The option chart was expanded for 1971 to include the L75 and LS5 engines, though it should be noted that a change in cylinder-head casting numbers and the testing method used produced different output ratings. Briefly, the aforementioned two-barrel-equipped 400 (L65) still produced 265hp, but now carried number 99 heads and cranked out 400-lbs.ft. of torque. As for the four-barrel 400 (L78), it now had number 96 heads and produced 300hp and 400-lbs.ft. of torque.

The L75 engine previously mentioned was a 455 with a four-barrel carburetor and number 66 heads, which produced 325hp and 455-lbs.ft. of torque, whereas the LS5 was a high-output 455 with number 197 heads, capable of 335hp and 480-lbs.ft. of torque (note that all 1971 output ratings are gross, not net).

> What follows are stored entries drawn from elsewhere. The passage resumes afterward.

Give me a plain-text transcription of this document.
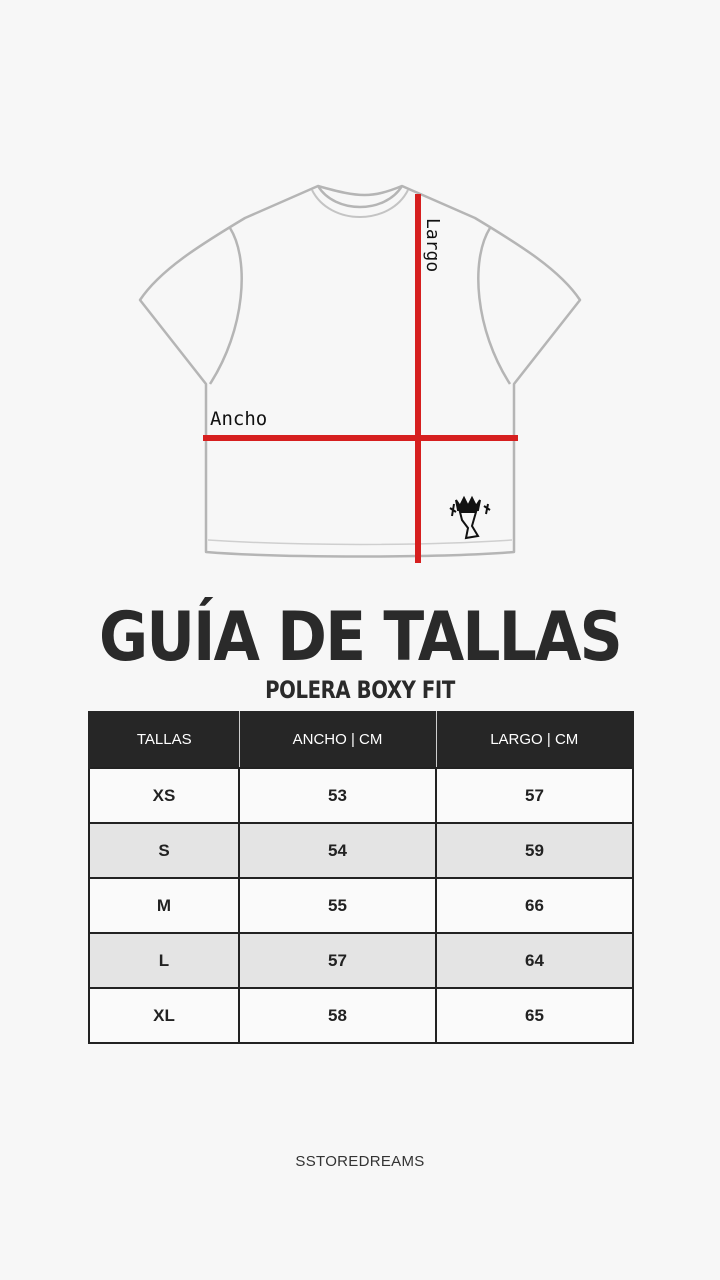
Ancho
Largo
GUÍA DE TALLAS
POLERA BOXY FIT
TALLAS	ANCHO | CM	LARGO | CM
XS	53	57
S	54	59
M	55	66
L	57	64
XL	58	65
SSTOREDREAMS
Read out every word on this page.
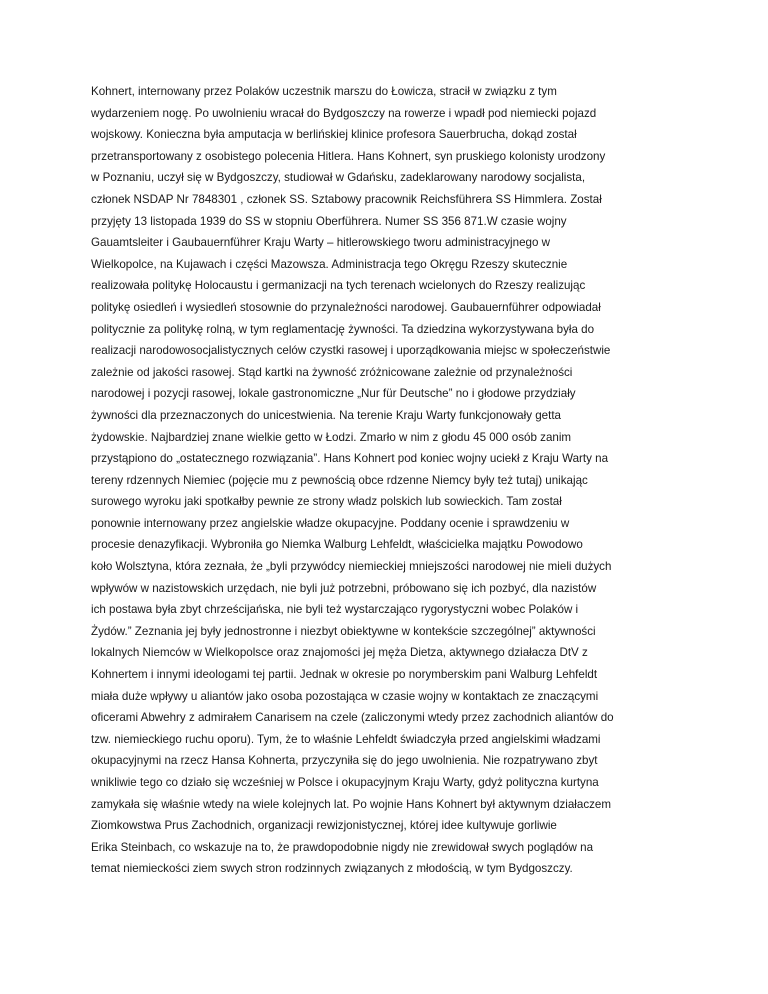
Kohnert, internowany przez Polaków uczestnik marszu do Łowicza, stracił w związku z tym
wydarzeniem nogę. Po uwolnieniu wracał do Bydgoszczy na rowerze i wpadł pod niemiecki pojazd
wojskowy. Konieczna była amputacja w berlińskiej klinice profesora Sauerbrucha, dokąd został
przetransportowany z osobistego polecenia Hitlera. Hans Kohnert, syn pruskiego kolonisty urodzony
w Poznaniu, uczył się w Bydgoszczy, studiował w Gdańsku, zadeklarowany narodowy socjalista,
członek NSDAP Nr 7848301 , członek SS. Sztabowy pracownik Reichsführera SS Himmlera. Został
przyjęty 13 listopada 1939 do SS w stopniu Oberführera. Numer SS 356 871.W czasie wojny
Gauamtsleiter i Gaubauernführer Kraju Warty – hitlerowskiego tworu administracyjnego w
Wielkopolce, na Kujawach i części Mazowsza. Administracja tego Okręgu Rzeszy skutecznie
realizowała politykę Holocaustu i germanizacji na tych terenach wcielonych do Rzeszy realizując
politykę osiedleń i wysiedleń stosownie do przynależności narodowej. Gaubauernführer odpowiadał
politycznie za politykę rolną, w tym reglamentację żywności. Ta dziedzina wykorzystywana była do
realizacji narodowosocjalistycznych celów czystki rasowej i uporządkowania miejsc w społeczeństwie
zależnie od jakości rasowej. Stąd kartki na żywność zróżnicowane zależnie od przynależności
narodowej i pozycji rasowej, lokale gastronomiczne „Nur für Deutsche” no i głodowe przydziały
żywności dla przeznaczonych do unicestwienia. Na terenie Kraju Warty funkcjonowały getta
żydowskie. Najbardziej znane wielkie getto w Łodzi. Zmarło w nim z głodu 45 000 osób zanim
przystąpiono do „ostatecznego rozwiązania”. Hans Kohnert pod koniec wojny uciekł z Kraju Warty na
tereny rdzennych Niemiec (pojęcie mu z pewnością obce rdzenne Niemcy były też tutaj) unikając
surowego wyroku jaki spotkałby pewnie ze strony władz polskich lub sowieckich. Tam został
ponownie internowany przez angielskie władze okupacyjne. Poddany ocenie i sprawdzeniu w
procesie denazyfikacji. Wybroniła go Niemka Walburg Lehfeldt, właścicielka majątku Powodowo
koło Wolsztyna, która zeznała, że „byli przywódcy niemieckiej mniejszości narodowej nie mieli dużych
wpływów w nazistowskich urzędach, nie byli już potrzebni, próbowano się ich pozbyć, dla nazistów
ich postawa była zbyt chrześcijańska, nie byli też wystarczająco rygorystyczni wobec Polaków i
Żydów.” Zeznania jej były jednostronne i niezbyt obiektywne w kontekście szczególnej” aktywności
lokalnych Niemców w Wielkopolsce oraz znajomości jej męża Dietza, aktywnego działacza DtV z
Kohnertem i innymi ideologami tej partii. Jednak w okresie po norymberskim pani Walburg Lehfeldt
miała duże wpływy u aliantów jako osoba pozostająca w czasie wojny w kontaktach ze znaczącymi
oficerami Abwehry z admirałem Canarisem na czele (zaliczonymi wtedy przez zachodnich aliantów do
tzw. niemieckiego ruchu oporu). Tym, że to właśnie Lehfeldt świadczyła przed angielskimi władzami
okupacyjnymi na rzecz Hansa Kohnerta, przyczyniła się do jego uwolnienia. Nie rozpatrywano zbyt
wnikliwie tego co działo się wcześniej w Polsce i okupacyjnym Kraju Warty, gdyż polityczna kurtyna
zamykała się właśnie wtedy na wiele kolejnych lat. Po wojnie Hans Kohnert był aktywnym działaczem
Ziomkowstwa Prus Zachodnich, organizacji rewizjonistycznej, której idee kultywuje gorliwie
Erika Steinbach, co wskazuje na to, że prawdopodobnie nigdy nie zrewidował swych poglądów na
temat niemieckości ziem swych stron rodzinnych związanych z młodością, w tym Bydgoszczy.
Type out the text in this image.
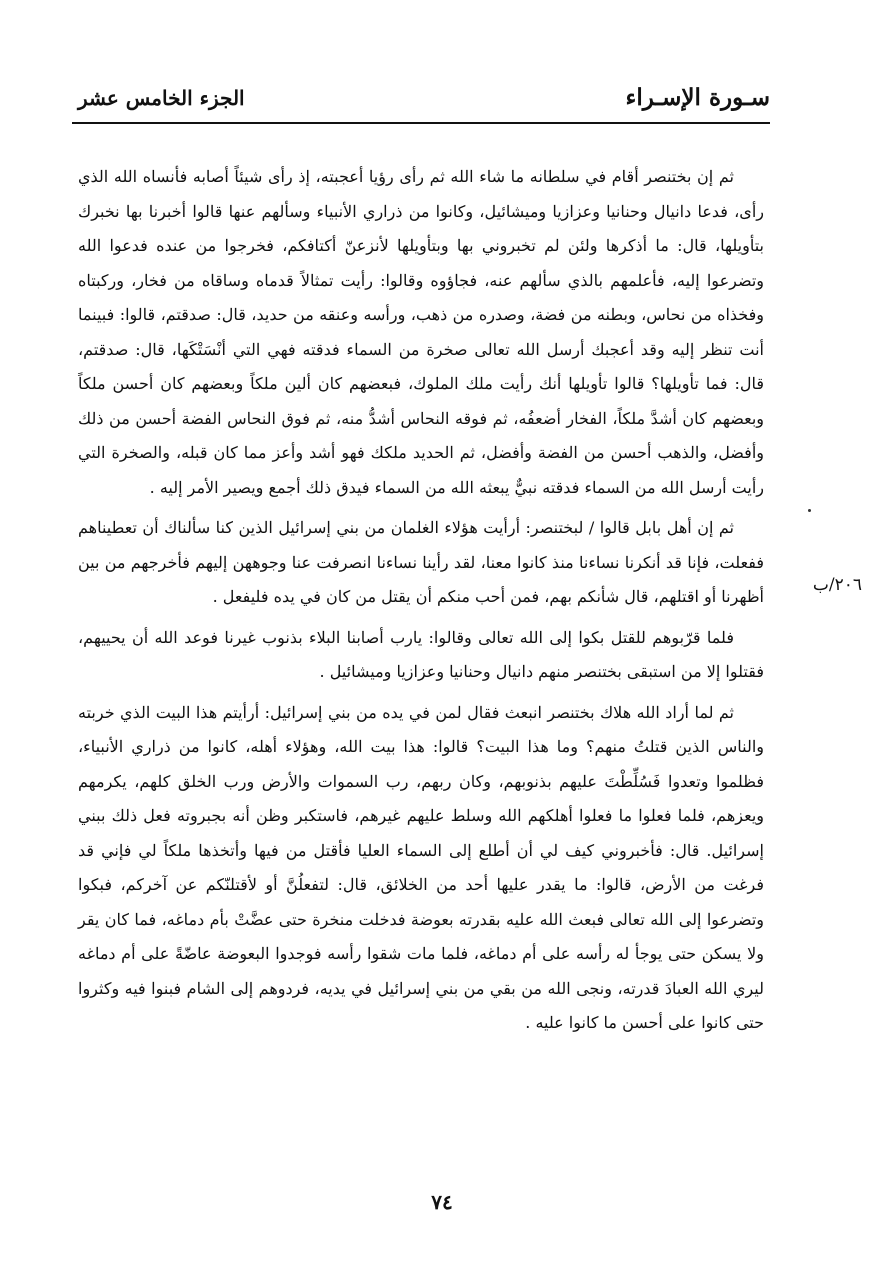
سـورة الإسـراء
الجزء الخامس عشر
٢٠٦/ب

ثم إن بختنصر أقام في سلطانه ما شاء الله ثم رأى رؤيا أعجبته، إذ رأى شيئاً أصابه فأنساه الله الذي رأى، فدعا دانيال وحنانيا وعزازيا وميشائيل، وكانوا من ذراري الأنبياء وسألهم عنها قالوا أخبرنا بها نخبرك بتأويلها، قال: ما أذكرها ولئن لم تخبروني بها وبتأويلها لأنزعنّ أكتافكم، فخرجوا من عنده فدعوا الله وتضرعوا إليه، فأعلمهم بالذي سألهم عنه، فجاؤوه وقالوا: رأيت تمثالاً قدماه وساقاه من فخار، وركبتاه وفخذاه من نحاس، وبطنه من فضة، وصدره من ذهب، ورأسه وعنقه من حديد، قال: صدقتم، قالوا: فبينما أنت تنظر إليه وقد أعجبك أرسل الله تعالى صخرة من السماء فدقته فهي التي أنْسَتْكَها، قال: صدقتم، قال: فما تأويلها؟ قالوا تأويلها أنك رأيت ملك الملوك، فبعضهم كان ألين ملكاً وبعضهم كان أحسن ملكاً وبعضهم كان أشدَّ ملكاً، الفخار أضعفُه، ثم فوقه النحاس أشدُّ منه، ثم فوق النحاس الفضة أحسن من ذلك وأفضل، والذهب أحسن من الفضة وأفضل، ثم الحديد ملكك فهو أشد وأعز مما كان قبله، والصخرة التي رأيت أرسل الله من السماء فدقته نبيٌّ يبعثه الله من السماء فيدق ذلك أجمع ويصير الأمر إليه .

ثم إن أهل بابل قالوا / لبختنصر: أرأيت هؤلاء الغلمان من بني إسرائيل الذين كنا سألناك أن تعطيناهم ففعلت، فإنا قد أنكرنا نساءنا منذ كانوا معنا، لقد رأينا نساءنا انصرفت عنا وجوههن إليهم فأخرجهم من بين أظهرنا أو اقتلهم، قال شأنكم بهم، فمن أحب منكم أن يقتل من كان في يده فليفعل .

فلما قرّبوهم للقتل بكوا إلى الله تعالى وقالوا: يارب أصابنا البلاء بذنوب غيرنا فوعد الله أن يحييهم، فقتلوا إلا من استبقى بختنصر منهم دانيال وحنانيا وعزازيا وميشائيل .

ثم لما أراد الله هلاك بختنصر انبعث فقال لمن في يده من بني إسرائيل: أرأيتم هذا البيت الذي خربته والناس الذين قتلتُ منهم؟ وما هذا البيت؟ قالوا: هذا بيت الله، وهؤلاء أهله، كانوا من ذراري الأنبياء، فظلموا وتعدوا فَسُلِّطْتَ عليهم بذنوبهم، وكان ربهم، رب السموات والأرض ورب الخلق كلهم، يكرمهم ويعزهم، فلما فعلوا ما فعلوا أهلكهم الله وسلط عليهم غيرهم، فاستكبر وظن أنه بجبروته فعل ذلك ببني إسرائيل. قال: فأخبروني كيف لي أن أطلع إلى السماء العليا فأقتل من فيها وأتخذها ملكاً لي فإني قد فرغت من الأرض، قالوا: ما يقدر عليها أحد من الخلائق، قال: لتفعلُنَّ أو لأقتلنّكم عن آخركم، فبكوا وتضرعوا إلى الله تعالى فبعث الله عليه بقدرته بعوضة فدخلت منخرة حتى عضَّتْ بأم دماغه، فما كان يقر ولا يسكن حتى يوجأ له رأسه على أم دماغه، فلما مات شقوا رأسه فوجدوا البعوضة عاضّةً على أم دماغه ليري الله العبادَ قدرته، ونجى الله من بقي من بني إسرائيل في يديه، فردوهم إلى الشام فبنوا فيه وكثروا حتى كانوا على أحسن ما كانوا عليه .

٧٤
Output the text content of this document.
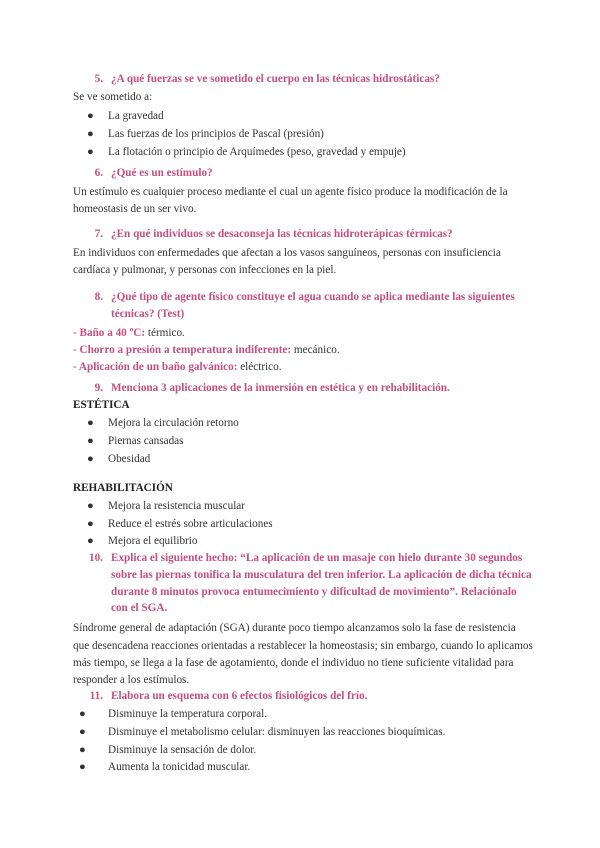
5. ¿A qué fuerzas se ve sometido el cuerpo en las técnicas hidrostáticas?
Se ve sometido a:
●	La gravedad
●	Las fuerzas de los principios de Pascal (presión)
●	La flotación o principio de Arquímedes (peso, gravedad y empuje)
6. ¿Qué es un estímulo?
Un estímulo es cualquier proceso mediante el cual un agente físico produce la modificación de la homeostasis de un ser vivo.
7. ¿En qué individuos se desaconseja las técnicas hidroterápicas térmicas?
En individuos con enfermedades que afectan a los vasos sanguíneos, personas con insuficiencia cardíaca y pulmonar, y personas con infecciones en la piel.
8. ¿Qué tipo de agente físico constituye el agua cuando se aplica mediante las siguientes técnicas? (Test)
- Baño a 40 ºC: térmico.
- Chorro a presión a temperatura indiferente: mecánico.
- Aplicación de un baño galvánico: eléctrico.
9. Menciona 3 aplicaciones de la inmersión en estética y en rehabilitación.
ESTÉTICA
●	Mejora la circulación retorno
●	Piernas cansadas
●	Obesidad
REHABILITACIÓN
●	Mejora la resistencia muscular
●	Reduce el estrés sobre articulaciones
●	Mejora el equilibrio
10. Explica el siguiente hecho: “La aplicación de un masaje con hielo durante 30 segundos sobre las piernas tonifica la musculatura del tren inferior. La aplicación de dicha técnica durante 8 minutos provoca entumecimiento y dificultad de movimiento”. Relaciónalo con el SGA.
Síndrome general de adaptación (SGA) durante poco tiempo alcanzamos solo la fase de resistencia que desencadena reacciones orientadas a restablecer la homeostasis; sin embargo, cuando lo aplicamos más tiempo, se llega a la fase de agotamiento, donde el individuo no tiene suficiente vitalidad para responder a los estímulos.
11. Elabora un esquema con 6 efectos fisiológicos del frío.
●	Disminuye la temperatura corporal.
●	Disminuye el metabolismo celular: disminuyen las reacciones bioquímicas.
●	Disminuye la sensación de dolor.
●	Aumenta la tonicidad muscular.
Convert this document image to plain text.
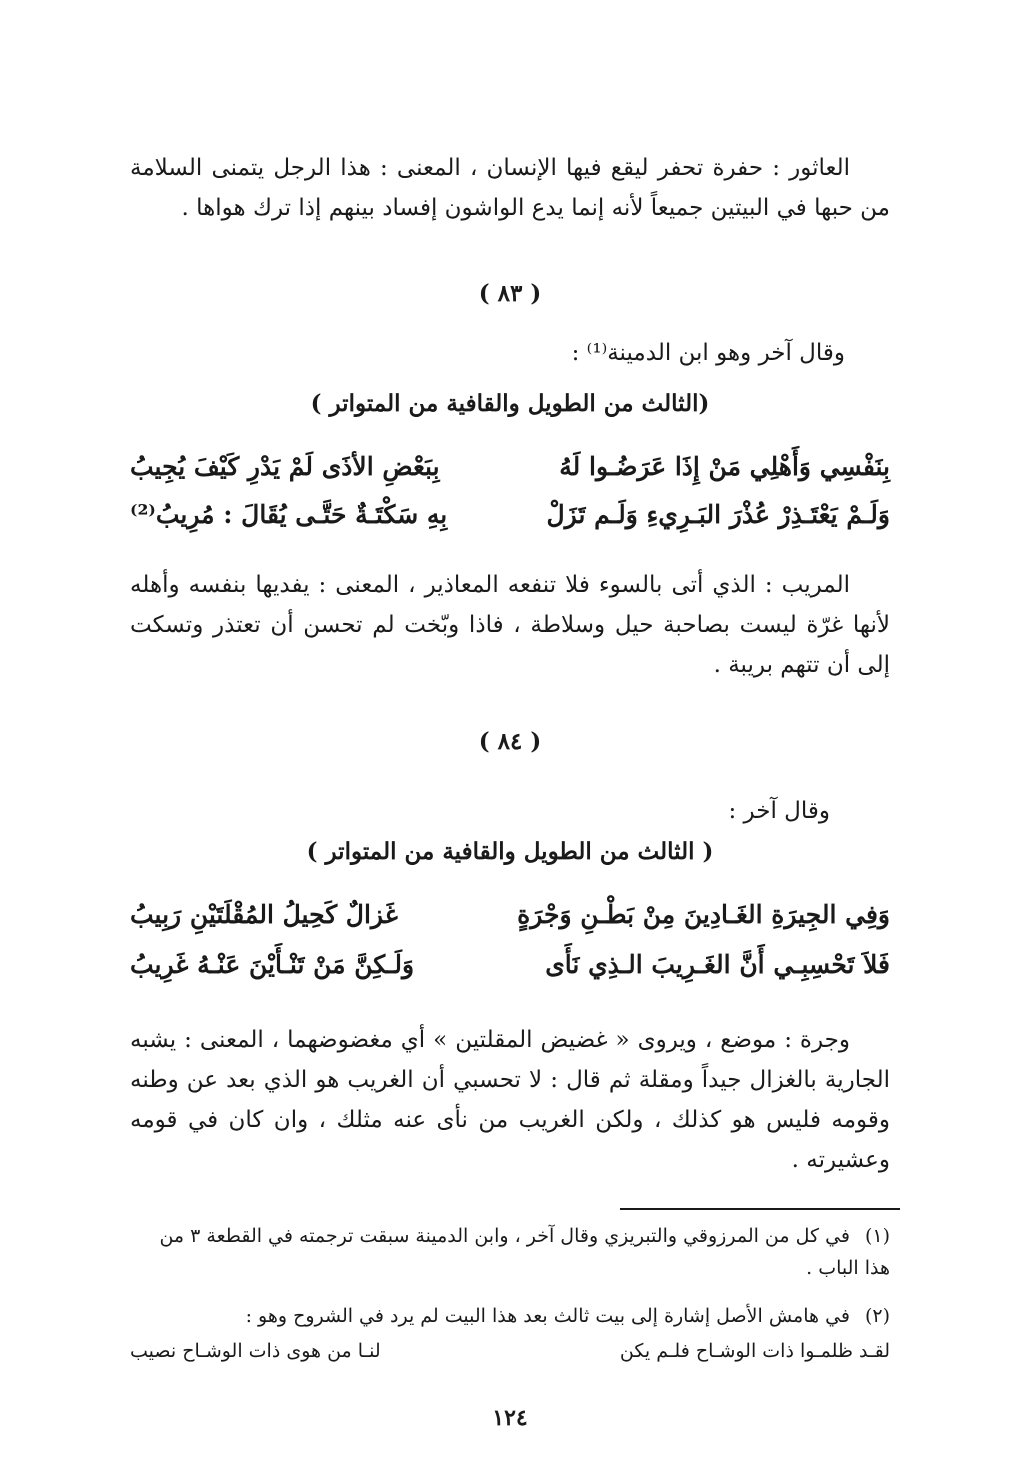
العاثور : حفرة تحفر ليقع فيها الإنسان ، المعنى : هذا الرجل يتمنى السلامة من حبها في البيتين جميعاً لأنه إنما يدع الواشون إفساد بينهم إذا ترك هواها .
( ٨٣ )
وقال آخر وهو ابن الدمينة⁽¹⁾ :
(الثالث من الطويل والقافية من المتواتر )
بِنَفْسِي وَأَهْلِي مَنْ إِذَا عَرَضُـوا لَهُ
بِبَعْضِ الأذَى لَمْ يَدْرِ كَيْفَ يُجِيبُ
وَلَـمْ يَعْتَـذِرْ عُذْرَ البَـرِيءِ وَلَـم تَزَلْ
بِهِ سَكْتَـةٌ حَتَّـى يُقَالَ : مُرِيبُ⁽²⁾
المريب : الذي أتى بالسوء فلا تنفعه المعاذير ، المعنى : يفديها بنفسه وأهله لأنها غرّة ليست بصاحبة حيل وسلاطة ، فاذا وبّخت لم تحسن أن تعتذر وتسكت إلى أن تتهم بريبة .
( ٨٤ )
وقال آخر :
( الثالث من الطويل والقافية من المتواتر )
وَفِي الجِيرَةِ الغَـادِينَ مِنْ بَطْـنِ وَجْرَةٍ
غَزالٌ كَحِيلُ المُقْلَتَيْنِ رَبِيبُ
فَلاَ تَحْسِبِـي أَنَّ الغَـرِيبَ الـذِي نَأَى
وَلَـكِنَّ مَنْ تَنْـأَيْنَ عَنْـهُ غَرِيبُ
وجرة : موضع ، ويروى « غضيض المقلتين » أي مغضوضهما ، المعنى : يشبه الجارية بالغزال جيداً ومقلة ثم قال : لا تحسبي أن الغريب هو الذي بعد عن وطنه وقومه فليس هو كذلك ، ولكن الغريب من نأى عنه مثلك ، وان كان في قومه وعشيرته .
(١)في كل من المرزوقي والتبريزي وقال آخر ، وابن الدمينة سبقت ترجمته في القطعة ٣ من هذا الباب .
(٢)في هامش الأصل إشارة إلى بيت ثالث بعد هذا البيت لم يرد في الشروح وهو :
لقـد ظلمـوا ذات الوشـاح فلـم يكن
لنـا من هوى ذات الوشـاح نصيب
١٢٤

A slight redesign to the grilles and nose carried over to the GT-37 of 1971, now part of the Le Mans line due to Pontiac’s decision to nix the Tempest name. The 1971 also used body-color sport mirrors.

The 1971 GT-37 lacked a Pontiac grille emblem or an exterior Le Mans emblem. A mid-year variation was the addition of a full-length body stripe made of reflective foil emblazoned with the GT-37 badge

In addition to the Rally wheels and Goodyear tires that were available in 1970, the 1971 GT-37 were also available with Honeycomb wheels and tire options from BFGoodrich, Firestone and Uniroyal.

Photos:

1970 Pontiac GT-37

1970 Pontiac GT-37

1970 Pontiac GT-37

1970 Pontiac GT-37

1970 Pontiac GT-37

(1971 Pontiac GT-37)

The GT-37 hood pins came with cables that attached to the front of the car through the front grille. Note that the grille doesn’t have the PONTIAC lettering. The T-37 saved money by deleting the identification plate from the grille. Look close and you can see the two mounting holes.